La mort de trois jeunes colons israéliens et les 
représailles avec le meurtre brutal de l’adolescent palestinien Mohammad
 Abu Khudair ont déclenché le cycle de la violence et un inquiétant 
bombardement médiatique – bien que familier – de la part d’Israël. 
Lorsque le visage sinistre de Mark Negev est apparu sur les écrans de 
télévision du monde entier, les citoyens assiégés de Gaza ont commencé à
 se recroqueviller dans la perspective d’une nouvelle opération « Plomb 
durci » menée au nom de la vengeance.
Tout ceci n’a rien d’étonnant. Cependant, l’entrée de l’État 
islamique en Irak et au Levant (EIIL) sur la scène régionale pourrait 
entraîner des conséquences complètement inédites et imprévisibles pour 
les actes belligérants d’Israël.
Gilad Shaar, Naftali Fraenkel (tout juste âgés de 16 ans) et Eyal 
Yifrah (19 ans) ont été kidnappés le 12 juin à proximité de leur 
résidence familiale dans la colonie illégale de Goush Etzion. Au cours 
des 18 jours suivants, les médias internationaux étaient saturés de 
descriptions émouvantes des recherches organisées, puis de la terrible 
découverte de leurs corps et, enfin, des scènes déchirantes de douleur à
 leurs funérailles. Les dirigeants mondiaux ont envoyé des messages 
personnels de condoléances aux familles et assuré à Israël leur soutien 
sincère dans ses efforts d’éradication de tous les « terroristes ».

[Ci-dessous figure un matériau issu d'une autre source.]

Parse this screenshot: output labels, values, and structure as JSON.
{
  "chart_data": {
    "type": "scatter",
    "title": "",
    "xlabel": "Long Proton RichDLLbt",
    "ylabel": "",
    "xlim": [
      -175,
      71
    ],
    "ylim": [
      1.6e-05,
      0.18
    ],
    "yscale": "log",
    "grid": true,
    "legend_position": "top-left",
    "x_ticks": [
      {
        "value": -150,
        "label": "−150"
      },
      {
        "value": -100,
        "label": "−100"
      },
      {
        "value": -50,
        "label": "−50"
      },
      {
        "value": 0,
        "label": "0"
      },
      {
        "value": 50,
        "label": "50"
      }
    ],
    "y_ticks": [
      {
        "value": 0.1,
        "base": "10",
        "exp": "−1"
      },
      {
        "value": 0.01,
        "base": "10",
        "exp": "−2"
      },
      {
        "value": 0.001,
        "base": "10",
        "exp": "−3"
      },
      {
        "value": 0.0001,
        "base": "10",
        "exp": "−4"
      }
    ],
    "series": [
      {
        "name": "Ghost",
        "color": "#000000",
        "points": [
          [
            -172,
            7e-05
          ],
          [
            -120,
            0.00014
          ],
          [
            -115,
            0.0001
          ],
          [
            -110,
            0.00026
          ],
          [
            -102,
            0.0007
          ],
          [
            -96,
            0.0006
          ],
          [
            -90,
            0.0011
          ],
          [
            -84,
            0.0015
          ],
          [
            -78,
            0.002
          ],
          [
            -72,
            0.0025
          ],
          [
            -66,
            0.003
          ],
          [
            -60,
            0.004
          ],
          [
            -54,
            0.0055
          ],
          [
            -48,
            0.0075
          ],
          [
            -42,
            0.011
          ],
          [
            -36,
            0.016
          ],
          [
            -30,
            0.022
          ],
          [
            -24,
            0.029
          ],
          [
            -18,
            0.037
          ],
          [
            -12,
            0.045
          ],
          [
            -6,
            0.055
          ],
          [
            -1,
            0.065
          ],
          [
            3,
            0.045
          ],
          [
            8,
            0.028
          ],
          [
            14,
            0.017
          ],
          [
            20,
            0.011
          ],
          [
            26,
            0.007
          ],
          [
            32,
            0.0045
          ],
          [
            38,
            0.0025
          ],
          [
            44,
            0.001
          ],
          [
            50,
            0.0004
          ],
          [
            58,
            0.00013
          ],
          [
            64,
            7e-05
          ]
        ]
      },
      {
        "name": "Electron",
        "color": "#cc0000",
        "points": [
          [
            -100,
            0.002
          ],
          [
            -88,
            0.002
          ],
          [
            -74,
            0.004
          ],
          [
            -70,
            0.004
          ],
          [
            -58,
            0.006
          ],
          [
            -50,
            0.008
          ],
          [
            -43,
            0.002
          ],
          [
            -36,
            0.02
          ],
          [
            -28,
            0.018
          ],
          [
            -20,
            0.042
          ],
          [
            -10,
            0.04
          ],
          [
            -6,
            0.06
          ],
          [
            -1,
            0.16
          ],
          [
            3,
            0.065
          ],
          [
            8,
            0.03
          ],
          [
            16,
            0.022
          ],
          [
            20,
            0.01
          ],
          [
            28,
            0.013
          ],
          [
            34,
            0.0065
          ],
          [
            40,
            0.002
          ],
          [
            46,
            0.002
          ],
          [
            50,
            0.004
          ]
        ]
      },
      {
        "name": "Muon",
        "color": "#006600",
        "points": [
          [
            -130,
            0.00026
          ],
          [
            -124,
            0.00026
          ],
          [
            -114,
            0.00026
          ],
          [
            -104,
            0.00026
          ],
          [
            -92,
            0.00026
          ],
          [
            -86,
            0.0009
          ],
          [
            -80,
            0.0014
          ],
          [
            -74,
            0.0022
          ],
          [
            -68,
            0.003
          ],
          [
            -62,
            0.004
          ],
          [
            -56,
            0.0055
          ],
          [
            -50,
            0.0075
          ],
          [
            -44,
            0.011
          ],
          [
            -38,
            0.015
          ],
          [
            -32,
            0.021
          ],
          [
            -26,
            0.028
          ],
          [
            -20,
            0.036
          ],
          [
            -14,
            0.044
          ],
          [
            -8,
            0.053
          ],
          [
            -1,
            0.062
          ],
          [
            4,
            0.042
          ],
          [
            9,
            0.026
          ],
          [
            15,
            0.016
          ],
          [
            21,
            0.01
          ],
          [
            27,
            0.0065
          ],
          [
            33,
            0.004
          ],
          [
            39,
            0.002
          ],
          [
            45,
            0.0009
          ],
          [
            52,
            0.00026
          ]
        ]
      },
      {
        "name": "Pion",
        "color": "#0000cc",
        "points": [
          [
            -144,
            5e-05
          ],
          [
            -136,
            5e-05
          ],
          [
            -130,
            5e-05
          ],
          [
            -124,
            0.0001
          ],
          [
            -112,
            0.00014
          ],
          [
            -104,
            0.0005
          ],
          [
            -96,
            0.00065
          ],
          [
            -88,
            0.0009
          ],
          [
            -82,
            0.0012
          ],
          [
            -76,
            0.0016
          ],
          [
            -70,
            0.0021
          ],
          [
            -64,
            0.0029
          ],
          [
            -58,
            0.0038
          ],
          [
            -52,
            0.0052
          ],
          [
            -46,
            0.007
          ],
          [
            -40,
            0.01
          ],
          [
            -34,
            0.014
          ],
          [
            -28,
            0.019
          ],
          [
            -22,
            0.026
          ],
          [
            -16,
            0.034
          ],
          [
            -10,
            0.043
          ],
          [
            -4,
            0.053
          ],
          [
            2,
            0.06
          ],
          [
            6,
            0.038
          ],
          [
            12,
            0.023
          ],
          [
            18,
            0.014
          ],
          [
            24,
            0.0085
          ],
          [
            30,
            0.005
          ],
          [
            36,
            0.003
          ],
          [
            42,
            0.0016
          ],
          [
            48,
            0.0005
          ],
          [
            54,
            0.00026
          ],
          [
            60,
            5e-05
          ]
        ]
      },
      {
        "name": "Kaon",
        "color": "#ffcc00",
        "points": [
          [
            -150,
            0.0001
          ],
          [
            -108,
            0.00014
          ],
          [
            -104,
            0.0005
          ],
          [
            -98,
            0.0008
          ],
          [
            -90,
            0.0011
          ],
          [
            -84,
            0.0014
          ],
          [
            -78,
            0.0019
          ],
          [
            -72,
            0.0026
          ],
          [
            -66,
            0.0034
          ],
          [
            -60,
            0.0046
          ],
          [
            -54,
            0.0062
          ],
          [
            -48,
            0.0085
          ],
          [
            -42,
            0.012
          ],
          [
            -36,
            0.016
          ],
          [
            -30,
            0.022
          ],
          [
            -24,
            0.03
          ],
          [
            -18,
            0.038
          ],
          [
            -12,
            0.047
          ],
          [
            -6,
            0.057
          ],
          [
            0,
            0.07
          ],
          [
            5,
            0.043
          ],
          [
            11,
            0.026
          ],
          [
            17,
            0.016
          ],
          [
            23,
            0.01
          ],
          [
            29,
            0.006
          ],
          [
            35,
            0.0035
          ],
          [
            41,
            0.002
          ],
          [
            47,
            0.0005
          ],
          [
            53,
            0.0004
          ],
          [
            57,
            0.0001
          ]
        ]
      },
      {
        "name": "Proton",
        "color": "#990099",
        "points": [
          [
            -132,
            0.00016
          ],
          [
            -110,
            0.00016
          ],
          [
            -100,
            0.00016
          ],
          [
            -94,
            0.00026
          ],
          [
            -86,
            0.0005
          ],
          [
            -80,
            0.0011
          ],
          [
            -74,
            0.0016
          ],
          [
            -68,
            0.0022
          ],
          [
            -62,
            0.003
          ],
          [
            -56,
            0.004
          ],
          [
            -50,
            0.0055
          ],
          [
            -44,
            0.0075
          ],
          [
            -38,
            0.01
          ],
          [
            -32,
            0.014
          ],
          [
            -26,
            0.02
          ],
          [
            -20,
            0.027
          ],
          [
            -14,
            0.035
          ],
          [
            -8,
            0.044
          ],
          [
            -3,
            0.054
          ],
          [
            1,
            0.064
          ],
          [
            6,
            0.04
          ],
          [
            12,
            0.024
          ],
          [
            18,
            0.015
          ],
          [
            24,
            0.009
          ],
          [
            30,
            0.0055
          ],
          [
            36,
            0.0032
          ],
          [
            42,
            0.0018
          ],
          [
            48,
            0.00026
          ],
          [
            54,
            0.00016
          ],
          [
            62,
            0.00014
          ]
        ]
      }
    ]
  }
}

Cependant, les circonstances de la mort de ces jeunes hommes 
demeurent mystérieuses. Le Premier ministre israélien, Benjamin 
Netanyahu, a immédiatement annoncé que « le Hamas paierait le prix 
fort », mais ce dernier a nié toute implication. Cette nouvelle raison 
de diaboliser le Hamas tombe à pic et est fort commode, étant donné que 
sa réconciliation récente avec le Fatah est perçue comme une menace 
existentielle pour Israël. Les médias internationaux grand public ont 
largement accepté et diffusé le verdict infondé d’Israël.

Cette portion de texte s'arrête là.